Tandis qu’ils échangeaient ces paroles, ils étaient arrêtés sur la plus haute saillie de rocher qu’ils eussent pu atteindre ; car il semblait qu’un effort de plus pour aller en avant n’eût servi qu’à hâter leur perte. Là, il ne leur restait donc plus qu’à attendre les progrès lents mais sûrs de l’élément furieux, ressemblant par là en quelque sorte à ces premiers martyrs de l’Église qui, exposés par des tyrans païens pour être livrés aux bêtes féroces, étaient forcés de contempler pendant quelque temps l’impatience et la rage qui agitaient ces animaux tandis qu’ils attendaient que le signal donné pour ouvrir leurs grilles leur permît de s’élancer sur leurs victimes.

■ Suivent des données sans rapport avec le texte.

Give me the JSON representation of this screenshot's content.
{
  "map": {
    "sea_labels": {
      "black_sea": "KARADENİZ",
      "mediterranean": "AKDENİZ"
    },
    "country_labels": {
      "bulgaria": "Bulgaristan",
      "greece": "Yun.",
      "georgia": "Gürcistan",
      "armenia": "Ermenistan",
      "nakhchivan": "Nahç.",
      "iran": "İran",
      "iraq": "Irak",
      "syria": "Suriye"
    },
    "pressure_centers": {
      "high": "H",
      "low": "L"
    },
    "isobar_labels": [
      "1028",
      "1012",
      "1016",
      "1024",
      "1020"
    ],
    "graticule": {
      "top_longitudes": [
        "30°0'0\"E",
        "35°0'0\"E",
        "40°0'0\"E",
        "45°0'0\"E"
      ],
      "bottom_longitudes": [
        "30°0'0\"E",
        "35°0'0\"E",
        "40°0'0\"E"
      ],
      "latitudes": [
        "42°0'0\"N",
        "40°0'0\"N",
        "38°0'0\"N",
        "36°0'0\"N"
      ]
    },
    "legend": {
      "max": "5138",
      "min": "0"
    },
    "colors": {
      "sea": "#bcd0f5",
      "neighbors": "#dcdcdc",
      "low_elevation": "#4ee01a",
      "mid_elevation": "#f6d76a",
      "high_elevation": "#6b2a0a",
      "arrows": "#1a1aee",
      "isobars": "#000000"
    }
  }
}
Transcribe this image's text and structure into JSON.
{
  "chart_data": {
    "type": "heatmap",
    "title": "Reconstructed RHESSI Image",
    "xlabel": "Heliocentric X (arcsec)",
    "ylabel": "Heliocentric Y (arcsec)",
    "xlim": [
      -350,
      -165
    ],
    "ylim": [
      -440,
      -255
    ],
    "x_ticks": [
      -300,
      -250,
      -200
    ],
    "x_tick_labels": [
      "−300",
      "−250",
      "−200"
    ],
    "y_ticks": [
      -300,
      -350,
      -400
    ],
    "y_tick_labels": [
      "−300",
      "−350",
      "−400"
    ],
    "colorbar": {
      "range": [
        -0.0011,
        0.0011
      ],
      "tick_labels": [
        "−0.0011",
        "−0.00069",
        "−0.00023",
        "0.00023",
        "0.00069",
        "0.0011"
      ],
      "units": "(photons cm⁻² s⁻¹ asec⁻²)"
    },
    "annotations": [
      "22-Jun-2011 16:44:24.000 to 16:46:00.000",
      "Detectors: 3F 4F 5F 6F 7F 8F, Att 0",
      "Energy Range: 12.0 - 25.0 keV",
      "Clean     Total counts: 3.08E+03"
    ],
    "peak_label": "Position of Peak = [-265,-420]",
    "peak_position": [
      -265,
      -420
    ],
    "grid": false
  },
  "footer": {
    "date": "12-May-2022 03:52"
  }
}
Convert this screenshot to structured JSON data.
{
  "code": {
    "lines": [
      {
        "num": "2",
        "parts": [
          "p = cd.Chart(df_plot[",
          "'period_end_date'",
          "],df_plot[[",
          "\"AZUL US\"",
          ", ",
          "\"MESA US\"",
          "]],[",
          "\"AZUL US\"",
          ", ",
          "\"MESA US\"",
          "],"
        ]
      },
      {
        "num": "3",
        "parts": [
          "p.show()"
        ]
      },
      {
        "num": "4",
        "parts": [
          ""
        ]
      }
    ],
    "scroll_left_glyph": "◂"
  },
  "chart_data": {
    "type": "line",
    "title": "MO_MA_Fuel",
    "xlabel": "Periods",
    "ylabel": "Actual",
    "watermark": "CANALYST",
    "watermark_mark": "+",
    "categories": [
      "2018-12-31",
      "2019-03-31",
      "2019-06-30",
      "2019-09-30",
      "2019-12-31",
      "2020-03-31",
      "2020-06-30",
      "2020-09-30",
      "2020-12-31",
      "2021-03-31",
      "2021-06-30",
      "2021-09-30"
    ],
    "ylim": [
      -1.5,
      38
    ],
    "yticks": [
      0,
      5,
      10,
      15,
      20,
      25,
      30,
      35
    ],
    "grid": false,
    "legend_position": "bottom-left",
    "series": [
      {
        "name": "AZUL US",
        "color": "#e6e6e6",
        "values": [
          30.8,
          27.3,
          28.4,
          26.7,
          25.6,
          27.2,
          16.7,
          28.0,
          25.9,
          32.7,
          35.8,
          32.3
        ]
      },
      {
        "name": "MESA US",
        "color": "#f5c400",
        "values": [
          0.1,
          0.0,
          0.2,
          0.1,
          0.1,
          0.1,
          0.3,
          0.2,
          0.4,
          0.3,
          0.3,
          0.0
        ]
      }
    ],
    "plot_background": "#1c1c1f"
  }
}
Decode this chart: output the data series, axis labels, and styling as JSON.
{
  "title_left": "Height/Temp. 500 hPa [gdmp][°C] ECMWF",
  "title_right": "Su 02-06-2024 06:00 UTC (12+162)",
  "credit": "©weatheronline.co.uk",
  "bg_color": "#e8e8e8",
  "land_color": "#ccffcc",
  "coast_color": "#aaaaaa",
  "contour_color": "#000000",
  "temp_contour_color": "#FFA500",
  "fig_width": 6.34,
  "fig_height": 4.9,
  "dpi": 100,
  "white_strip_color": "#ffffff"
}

Cependant cette pause terrible donna à Isabelle le temps de rassembler toutes les facultés d’un esprit naturellement ferme et courageux, et qui reprit de la force dans cette terrible conjoncture. « Faudra-t-il abandonner la vie, dit-elle, sans tenter un dernier effort ! n’y a-t-il pas de sentier, quel que soit le danger qu’il offre, par lequel nous puissions gravir le rocher, ou atteindre un point assez élevé au dessus de la mer pour que nous puissions y rester jusqu’au matin, ou du moins jusqu’à ce qu’il vienne du secours ? On doit connaître notre situation, et tout le pays viendra bientôt à notre aide. »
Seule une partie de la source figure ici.